On Oct. 19-20, much of Father Grandon’s collection, which has swelled to about 60 posters, will be shown in an exhibit dedicated to religious freedom. The colorful, vibrant posters—disturbing and malevolently eloquent—will be displayed at the Cathedral Basilica of the Immaculate Conception, 1530 Logan St. (See box for details.)
During four decades of domination, the Soviet Union distributed thousands of the posters to reinforce the idea that religious faith was dangerous and needed to be eradicated. Government policies followed: churches were seized, religion suppressed, and millions of believers, clergy and laity, were imprisoned or executed.
Religious freedom easily lost
In the posters, priests are depicted as thieves, and holy water fonts are infected with poisonous bacteria. Christians appear as addled sheep. One poster that depicts a heroic Soviet worker raising his hammer to bludgeon biblical figures to death is captioned: "We’ve finished with the earthly kings, now we’ll take care of the heavenly ones.”
The exhibit is sponsored by the archdiocese’s Office of Social Ministry, which recognizes religious freedom as being essential to Catholic social teaching, said director Al Hooper.
The Soviet War on Religion
What: An exhibit of 40 posters produced and distributed by the Soviet government from 1917-1983 to eradicate Christianity. From the collection of Father Douglas Grandon.
Where: basement, Cathedral Basilica of the Immaculate Conception, 1530 Logan St., Denver
When: 6 p.m.-9 p.m. Friday, Oct. 19, 9 a.m.-noon, Saturday, Oct. 20
“When Father Grandon came to the Archdiocese of Denver he mentioned that he had collected these posters,” Hooper said. “At the same time the U.S. bishops established the new Ad Hoc Committee for Religious Freedom to address the growing concerns over the erosion of freedom of religion in America. From these two simultaneous developments the idea of the display emerged.”

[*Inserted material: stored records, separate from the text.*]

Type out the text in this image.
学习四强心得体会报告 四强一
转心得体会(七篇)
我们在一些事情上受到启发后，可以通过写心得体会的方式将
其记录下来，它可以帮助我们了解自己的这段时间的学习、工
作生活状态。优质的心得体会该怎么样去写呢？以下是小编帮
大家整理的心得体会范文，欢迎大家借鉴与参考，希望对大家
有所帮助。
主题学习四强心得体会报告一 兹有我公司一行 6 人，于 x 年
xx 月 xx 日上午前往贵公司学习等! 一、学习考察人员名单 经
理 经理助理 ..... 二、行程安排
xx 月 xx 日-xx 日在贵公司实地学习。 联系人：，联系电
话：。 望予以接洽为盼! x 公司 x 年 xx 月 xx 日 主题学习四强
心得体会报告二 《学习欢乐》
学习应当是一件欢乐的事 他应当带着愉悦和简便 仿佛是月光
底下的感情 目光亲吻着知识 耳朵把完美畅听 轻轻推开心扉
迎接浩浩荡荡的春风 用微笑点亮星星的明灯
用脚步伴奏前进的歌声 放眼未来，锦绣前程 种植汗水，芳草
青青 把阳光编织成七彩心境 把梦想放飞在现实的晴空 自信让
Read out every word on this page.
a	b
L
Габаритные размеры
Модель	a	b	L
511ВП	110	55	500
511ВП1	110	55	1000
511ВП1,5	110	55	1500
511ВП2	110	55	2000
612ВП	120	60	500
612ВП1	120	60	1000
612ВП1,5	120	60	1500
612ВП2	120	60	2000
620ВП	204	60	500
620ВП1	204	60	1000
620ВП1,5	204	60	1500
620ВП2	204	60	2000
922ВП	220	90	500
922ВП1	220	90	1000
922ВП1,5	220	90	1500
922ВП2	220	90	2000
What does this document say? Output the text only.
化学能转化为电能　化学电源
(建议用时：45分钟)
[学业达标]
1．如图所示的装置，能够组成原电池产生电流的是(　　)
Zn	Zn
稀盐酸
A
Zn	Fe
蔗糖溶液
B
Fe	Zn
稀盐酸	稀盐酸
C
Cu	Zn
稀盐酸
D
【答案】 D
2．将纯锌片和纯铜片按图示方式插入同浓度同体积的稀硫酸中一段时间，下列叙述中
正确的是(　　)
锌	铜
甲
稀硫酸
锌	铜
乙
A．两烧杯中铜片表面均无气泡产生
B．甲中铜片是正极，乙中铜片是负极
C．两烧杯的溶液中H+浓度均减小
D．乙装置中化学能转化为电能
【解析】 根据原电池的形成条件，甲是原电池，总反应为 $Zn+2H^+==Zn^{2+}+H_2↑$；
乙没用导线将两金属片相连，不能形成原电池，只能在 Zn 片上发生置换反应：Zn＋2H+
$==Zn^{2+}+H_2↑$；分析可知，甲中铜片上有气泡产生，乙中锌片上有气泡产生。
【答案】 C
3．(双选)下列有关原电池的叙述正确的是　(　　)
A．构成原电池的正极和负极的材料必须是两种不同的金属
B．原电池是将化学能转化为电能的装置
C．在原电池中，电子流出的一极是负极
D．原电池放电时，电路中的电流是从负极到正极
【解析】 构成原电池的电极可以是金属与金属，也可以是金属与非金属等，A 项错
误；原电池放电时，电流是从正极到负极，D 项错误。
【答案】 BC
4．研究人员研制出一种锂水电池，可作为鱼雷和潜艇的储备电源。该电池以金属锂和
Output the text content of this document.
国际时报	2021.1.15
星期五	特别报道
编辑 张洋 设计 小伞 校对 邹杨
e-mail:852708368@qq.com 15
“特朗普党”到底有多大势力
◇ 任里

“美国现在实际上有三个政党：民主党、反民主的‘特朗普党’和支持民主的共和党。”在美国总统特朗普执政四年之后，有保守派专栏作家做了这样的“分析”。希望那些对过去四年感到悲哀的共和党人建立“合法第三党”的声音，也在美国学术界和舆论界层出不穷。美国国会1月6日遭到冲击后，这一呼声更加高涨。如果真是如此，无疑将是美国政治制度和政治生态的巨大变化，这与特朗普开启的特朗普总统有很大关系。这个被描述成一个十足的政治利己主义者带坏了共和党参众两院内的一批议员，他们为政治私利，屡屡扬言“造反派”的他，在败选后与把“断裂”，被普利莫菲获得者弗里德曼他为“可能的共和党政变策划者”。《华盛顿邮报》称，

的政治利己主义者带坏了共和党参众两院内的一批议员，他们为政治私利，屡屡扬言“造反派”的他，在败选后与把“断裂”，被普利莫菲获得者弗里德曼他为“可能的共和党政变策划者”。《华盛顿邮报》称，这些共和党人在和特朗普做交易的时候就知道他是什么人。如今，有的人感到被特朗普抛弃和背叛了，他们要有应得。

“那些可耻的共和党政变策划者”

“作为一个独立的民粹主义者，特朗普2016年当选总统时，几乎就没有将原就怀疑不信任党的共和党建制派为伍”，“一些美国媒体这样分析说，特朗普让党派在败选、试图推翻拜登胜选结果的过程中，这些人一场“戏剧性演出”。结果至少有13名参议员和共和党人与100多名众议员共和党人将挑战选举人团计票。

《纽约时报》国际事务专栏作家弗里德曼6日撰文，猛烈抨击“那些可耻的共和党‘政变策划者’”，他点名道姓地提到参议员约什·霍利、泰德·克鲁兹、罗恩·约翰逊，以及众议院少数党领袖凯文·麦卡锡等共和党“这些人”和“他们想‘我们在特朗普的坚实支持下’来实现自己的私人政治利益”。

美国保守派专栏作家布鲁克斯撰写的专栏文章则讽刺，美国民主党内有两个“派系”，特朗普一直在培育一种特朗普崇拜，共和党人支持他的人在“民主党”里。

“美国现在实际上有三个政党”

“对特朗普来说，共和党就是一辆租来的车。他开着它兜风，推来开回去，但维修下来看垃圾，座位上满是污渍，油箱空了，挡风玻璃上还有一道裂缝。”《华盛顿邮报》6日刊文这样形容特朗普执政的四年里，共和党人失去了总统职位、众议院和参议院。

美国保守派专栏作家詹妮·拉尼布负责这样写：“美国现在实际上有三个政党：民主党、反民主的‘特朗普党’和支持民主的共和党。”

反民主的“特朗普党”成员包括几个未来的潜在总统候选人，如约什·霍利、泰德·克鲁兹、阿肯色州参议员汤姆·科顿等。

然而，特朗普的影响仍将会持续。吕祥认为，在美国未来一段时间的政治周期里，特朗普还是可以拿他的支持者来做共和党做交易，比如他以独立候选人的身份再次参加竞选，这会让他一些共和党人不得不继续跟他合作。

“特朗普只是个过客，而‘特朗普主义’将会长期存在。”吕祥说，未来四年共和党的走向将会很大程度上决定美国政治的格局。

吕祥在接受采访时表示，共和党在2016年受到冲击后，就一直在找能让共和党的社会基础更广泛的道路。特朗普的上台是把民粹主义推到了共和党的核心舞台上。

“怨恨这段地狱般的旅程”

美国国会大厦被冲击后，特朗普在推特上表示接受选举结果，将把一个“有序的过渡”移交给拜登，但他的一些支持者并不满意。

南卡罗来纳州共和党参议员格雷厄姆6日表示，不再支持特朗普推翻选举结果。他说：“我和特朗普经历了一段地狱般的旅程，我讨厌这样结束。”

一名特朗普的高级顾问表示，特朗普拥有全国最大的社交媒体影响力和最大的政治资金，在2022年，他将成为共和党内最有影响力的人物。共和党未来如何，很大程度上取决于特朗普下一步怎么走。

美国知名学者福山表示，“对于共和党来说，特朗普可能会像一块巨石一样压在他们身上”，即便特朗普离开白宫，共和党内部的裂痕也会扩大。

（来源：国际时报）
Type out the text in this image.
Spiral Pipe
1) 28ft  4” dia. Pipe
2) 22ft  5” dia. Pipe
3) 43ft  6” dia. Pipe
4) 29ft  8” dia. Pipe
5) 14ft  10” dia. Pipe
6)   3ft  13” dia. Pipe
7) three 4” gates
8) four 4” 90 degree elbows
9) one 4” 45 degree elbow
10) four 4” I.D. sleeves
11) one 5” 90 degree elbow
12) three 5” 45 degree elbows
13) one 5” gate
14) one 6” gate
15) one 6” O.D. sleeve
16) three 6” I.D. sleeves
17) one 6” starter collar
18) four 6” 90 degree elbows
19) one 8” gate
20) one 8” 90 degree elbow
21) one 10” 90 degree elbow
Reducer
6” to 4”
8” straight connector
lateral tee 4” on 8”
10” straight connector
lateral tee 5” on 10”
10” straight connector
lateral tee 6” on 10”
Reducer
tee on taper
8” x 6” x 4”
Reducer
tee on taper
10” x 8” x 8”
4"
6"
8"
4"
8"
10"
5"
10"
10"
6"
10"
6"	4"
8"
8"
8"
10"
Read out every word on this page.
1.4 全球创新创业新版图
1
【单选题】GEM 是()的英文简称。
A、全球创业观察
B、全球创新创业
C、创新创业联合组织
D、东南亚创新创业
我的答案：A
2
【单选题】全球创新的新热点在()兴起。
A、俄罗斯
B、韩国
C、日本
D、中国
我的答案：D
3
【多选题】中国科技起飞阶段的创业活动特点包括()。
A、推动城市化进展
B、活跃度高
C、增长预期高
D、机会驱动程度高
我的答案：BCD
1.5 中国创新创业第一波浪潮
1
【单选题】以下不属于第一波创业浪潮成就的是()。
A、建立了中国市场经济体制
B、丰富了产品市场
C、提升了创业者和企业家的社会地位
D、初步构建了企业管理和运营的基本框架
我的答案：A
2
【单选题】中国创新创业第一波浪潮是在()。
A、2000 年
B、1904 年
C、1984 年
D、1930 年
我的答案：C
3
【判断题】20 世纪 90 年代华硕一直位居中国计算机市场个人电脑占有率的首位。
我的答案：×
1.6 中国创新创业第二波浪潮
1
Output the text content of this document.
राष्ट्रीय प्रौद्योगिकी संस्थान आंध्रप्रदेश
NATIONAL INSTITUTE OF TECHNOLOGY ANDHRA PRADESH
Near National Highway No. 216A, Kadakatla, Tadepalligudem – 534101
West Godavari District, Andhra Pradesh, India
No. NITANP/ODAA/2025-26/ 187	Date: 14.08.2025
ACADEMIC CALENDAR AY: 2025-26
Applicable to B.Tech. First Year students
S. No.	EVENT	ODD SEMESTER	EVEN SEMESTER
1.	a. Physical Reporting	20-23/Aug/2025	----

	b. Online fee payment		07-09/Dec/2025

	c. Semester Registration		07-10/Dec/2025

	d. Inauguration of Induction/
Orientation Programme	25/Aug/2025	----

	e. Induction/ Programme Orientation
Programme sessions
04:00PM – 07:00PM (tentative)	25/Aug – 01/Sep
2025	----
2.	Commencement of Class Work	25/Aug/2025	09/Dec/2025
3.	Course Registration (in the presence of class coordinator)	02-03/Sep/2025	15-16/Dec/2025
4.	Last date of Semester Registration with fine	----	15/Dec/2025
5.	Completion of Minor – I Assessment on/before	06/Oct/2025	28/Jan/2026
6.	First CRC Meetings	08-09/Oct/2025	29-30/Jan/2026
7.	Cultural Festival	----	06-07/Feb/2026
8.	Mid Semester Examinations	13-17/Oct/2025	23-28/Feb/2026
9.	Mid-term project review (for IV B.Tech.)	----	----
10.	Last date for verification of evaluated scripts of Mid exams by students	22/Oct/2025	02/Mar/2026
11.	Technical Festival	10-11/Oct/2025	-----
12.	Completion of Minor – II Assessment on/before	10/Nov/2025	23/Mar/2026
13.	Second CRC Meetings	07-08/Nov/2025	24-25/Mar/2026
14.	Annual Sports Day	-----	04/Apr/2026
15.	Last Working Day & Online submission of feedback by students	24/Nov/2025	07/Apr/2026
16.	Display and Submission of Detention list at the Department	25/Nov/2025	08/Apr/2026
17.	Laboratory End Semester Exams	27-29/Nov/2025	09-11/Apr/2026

When he began to build his poster collection in Russia, Father Grandon wasn’t necessarily thinking about its application to religious freedom in America. Yet a short decade later, America has moved from restrictions in public displays of religion, to being pressured to accept government mandates that restrict religious and personal beliefs about abortion, contraception and family life.
The rapid change shows religious liberty must never be taken for granted.
“If we’re not vigilant in protecting every freedom that is in the Constitution and the Bill of Rights we could easily lose them,” Father Grandon said. “We must be diligent in reminding people that it is very easy to lose one’s freedom, and that most societies that exist on this planet do not enjoy the freedom we have today.”